Despite the fact that most studies on tea and immune system function are either don’t use human participants or have small sample sizes, there is some evidence that green tea can help boost immunity. In particular, the polyphenol EGCG is antibacterial, antiviral and antioxidative. It changes the structure of viruses, which prevents them from replicating. Test-tube studies also show that EGCG can improve autoimmune disorders by encouraging self-tolerance and inhibiting autoantigen-induced inflammatory attack and enhancing tissue repair.

Moreover, it helps soothe gastrointestinal issues, such as stomach aches and bloating.

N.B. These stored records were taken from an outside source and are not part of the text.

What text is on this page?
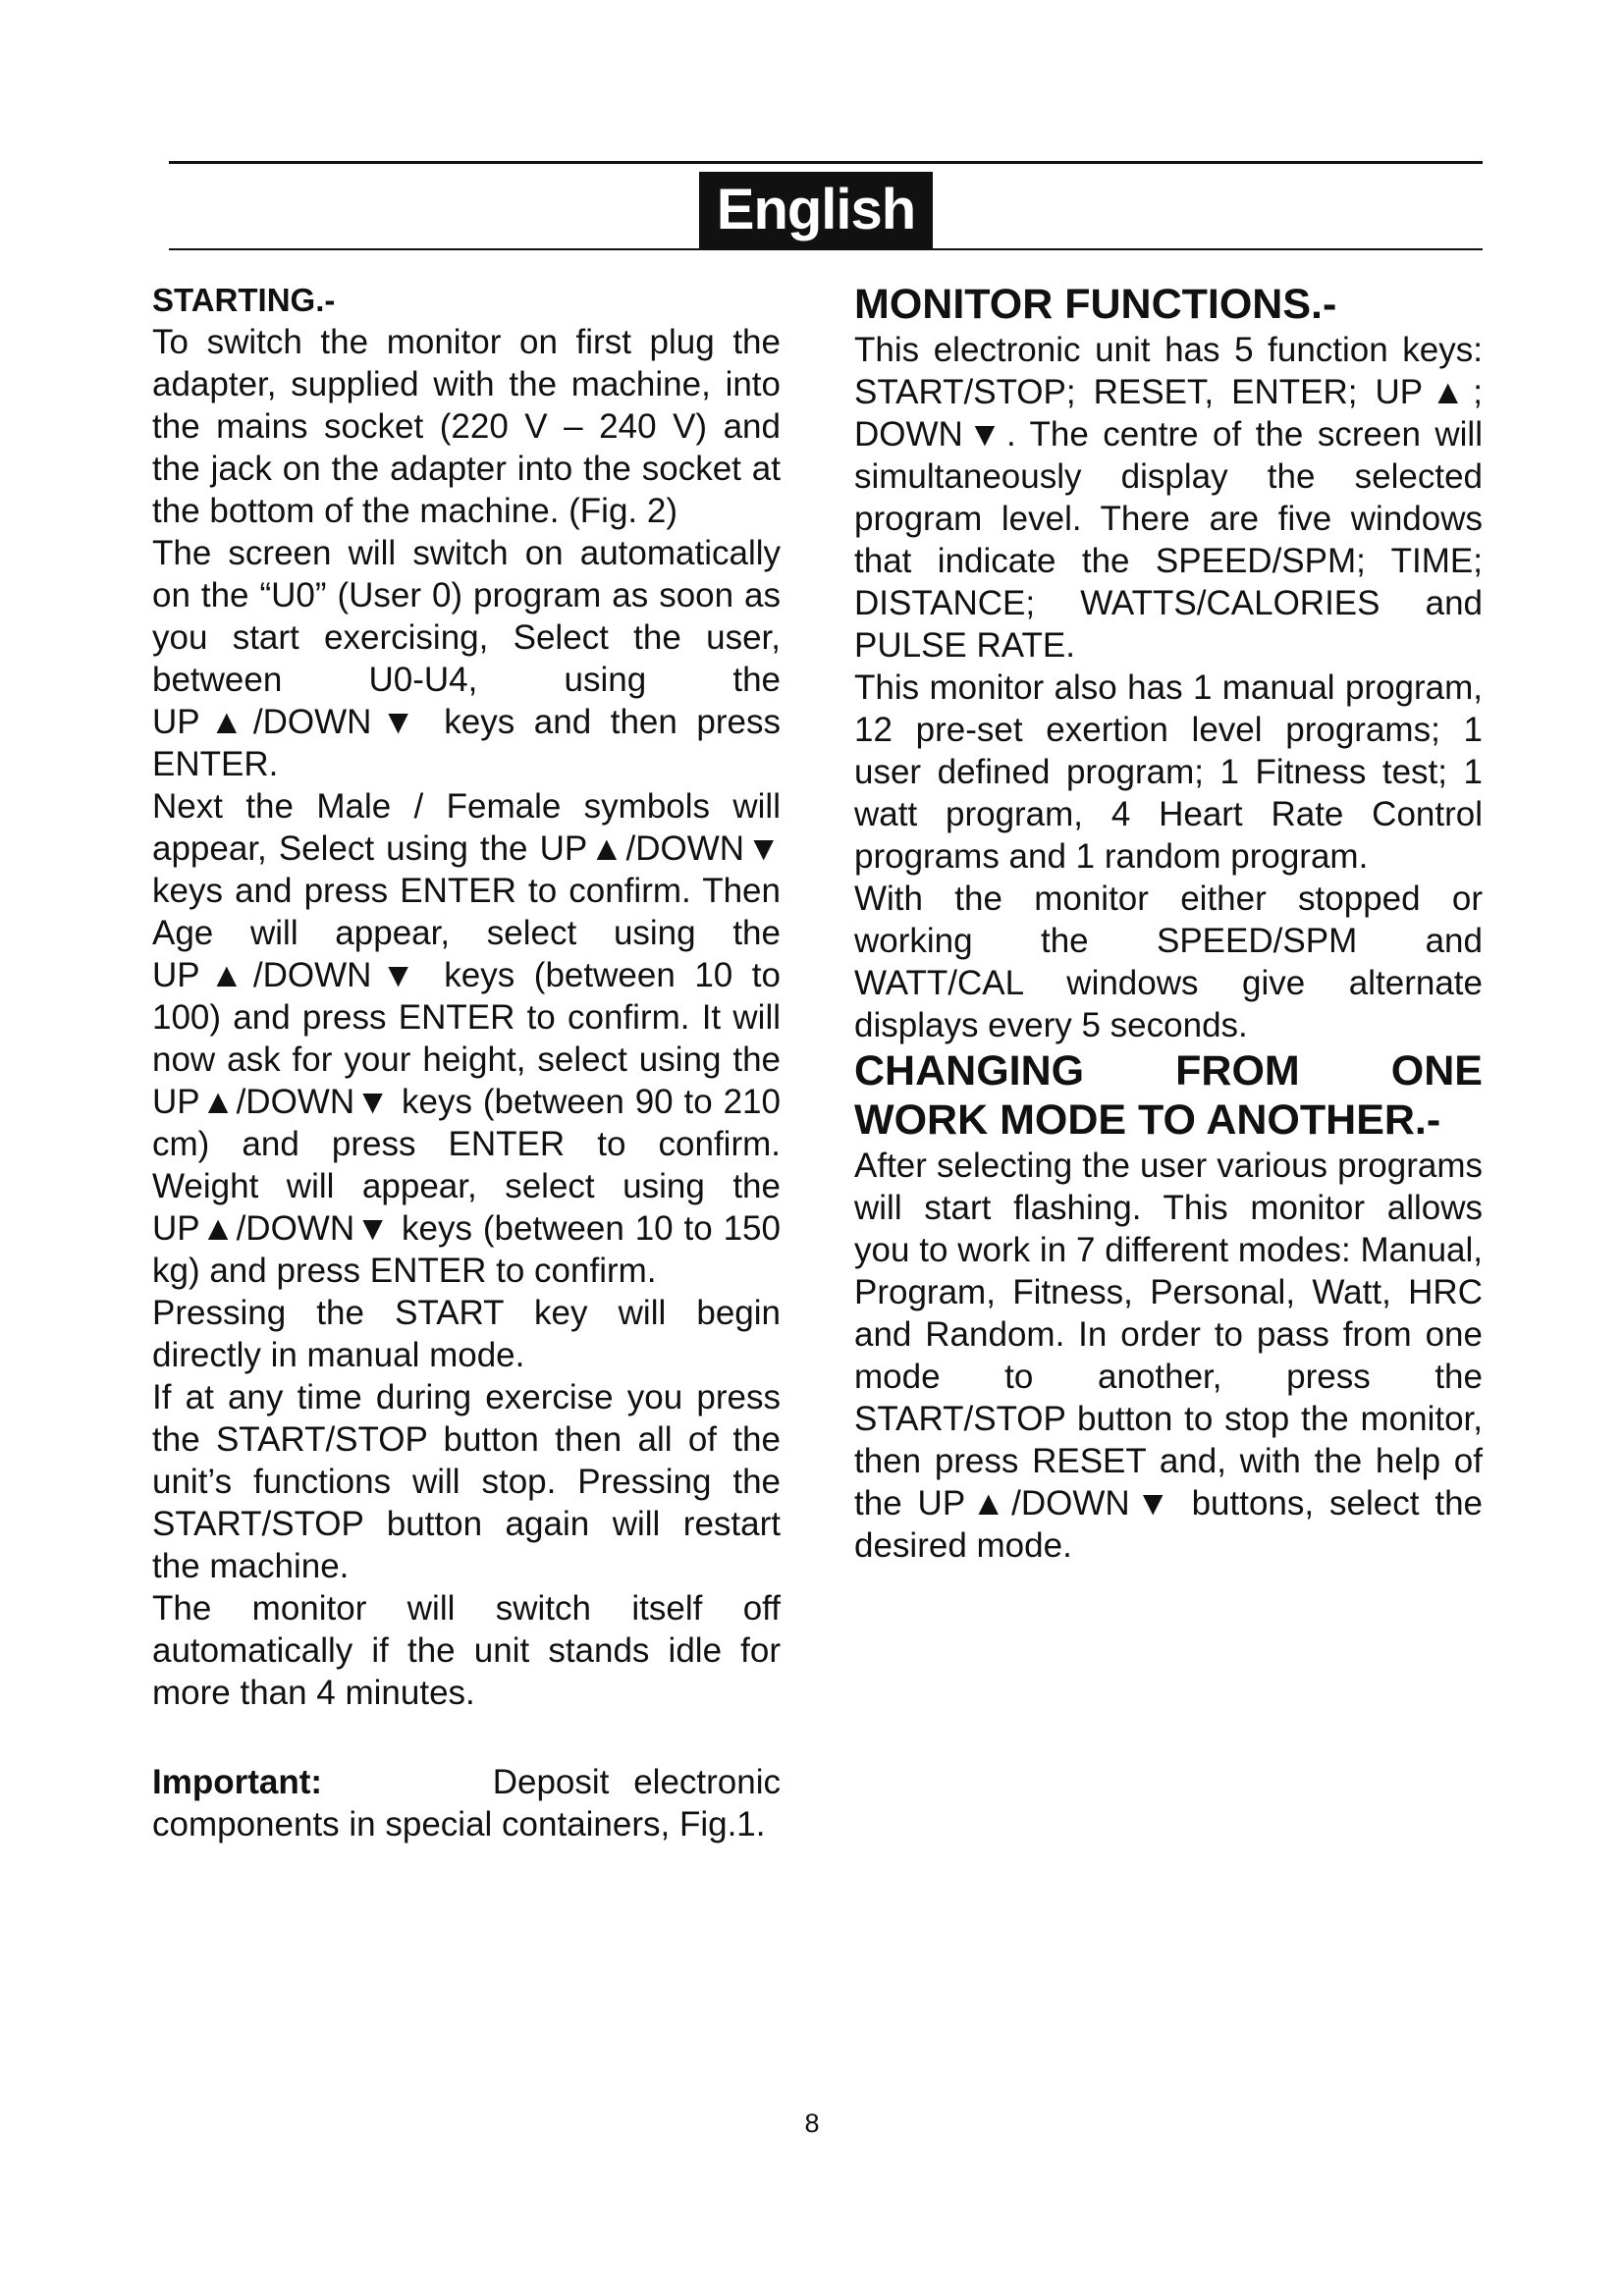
English
STARTING.-

To switch the monitor on first plug the adapter, supplied with the machine, into the mains socket (220 V – 240 V) and the jack on the adapter into the socket at the bottom of the machine. (Fig. 2)

The screen will switch on automatically on the “U0” (User 0) program as soon as you start exercising, Select the user, between U0-U4, using the UP▲/DOWN▼ keys and then press ENTER.

Next the Male / Female symbols will appear, Select using the UP▲/DOWN▼ keys and press ENTER to confirm. Then Age will appear, select using the UP▲/DOWN▼ keys (between 10 to 100) and press ENTER to confirm. It will now ask for your height, select using the UP▲/DOWN▼ keys (between 90 to 210 cm) and press ENTER to confirm. Weight will appear, select using the UP▲/DOWN▼ keys (between 10 to 150 kg) and press ENTER to confirm.

Pressing the START key will begin directly in manual mode.

If at any time during exercise you press the START/STOP button then all of the unit’s functions will stop. Pressing the START/STOP button again will restart the machine.

The monitor will switch itself off automatically if the unit stands idle for more than 4 minutes.

Important:	Deposit electronic components in special containers, Fig.1.

MONITOR FUNCTIONS.-

This electronic unit has 5 function keys: START/STOP; RESET, ENTER; UP▲; DOWN▼. The centre of the screen will simultaneously display the selected program level. There are five windows that indicate the SPEED/SPM; TIME; DISTANCE; WATTS/CALORIES and PULSE RATE.

This monitor also has 1 manual program, 12 pre-set exertion level programs; 1 user defined program; 1 Fitness test; 1 watt program, 4 Heart Rate Control programs and 1 random program.

With the monitor either stopped or working the SPEED/SPM and WATT/CAL windows give alternate displays every 5 seconds.

CHANGING FROM ONE
WORK MODE TO ANOTHER.-

After selecting the user various programs will start flashing. This monitor allows you to work in 7 different modes: Manual, Program, Fitness, Personal, Watt, HRC and Random. In order to pass from one mode to another, press the START/STOP button to stop the monitor, then press RESET and, with the help of the UP▲/DOWN▼ buttons, select the desired mode.

8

A study published in Microbiology & Immunology showed that drinking green tea increases the number of good bacteria in your colon, which acts as a prebiotic to promote healthy bowels. It also increases your energy and improves memory recall. Moreover, regular tea consumption can help you stay in better shape by preventing weight gain and regulating blood sugar levels.

5. Reduces Anxiety

Anxiety is a common condition that can affect everyone at some point in their lives. However, when anxiety becomes a chronic issue that impacts your daily life, it is time to seek professional help.

Among many other benefits, green tea is great for anxiety relief because it contains L theanine, an amino acid that helps reduce stress and boosts mental clarity. Moreover, it also has a moderate amount of caffeine that stimulates the brain but also calms and soothes the body.

Many people find that a cup of green tea before bed helps them to feel both relaxed and ready to sleep. This is most likely because of the amino acid L-theanine, which supports dopamine, serotonin and GABA production in the brain, reducing stress levels and promoting feelings of calmness.

For the best effects, drink green tea with low caffeine content like matcha. This type of tea is made with whole leaves from the Camellia sinensis plant that have not been cut or torn, unlike other teas. The leaves are ground by hand into a fine powder for the Japanese tea ceremony.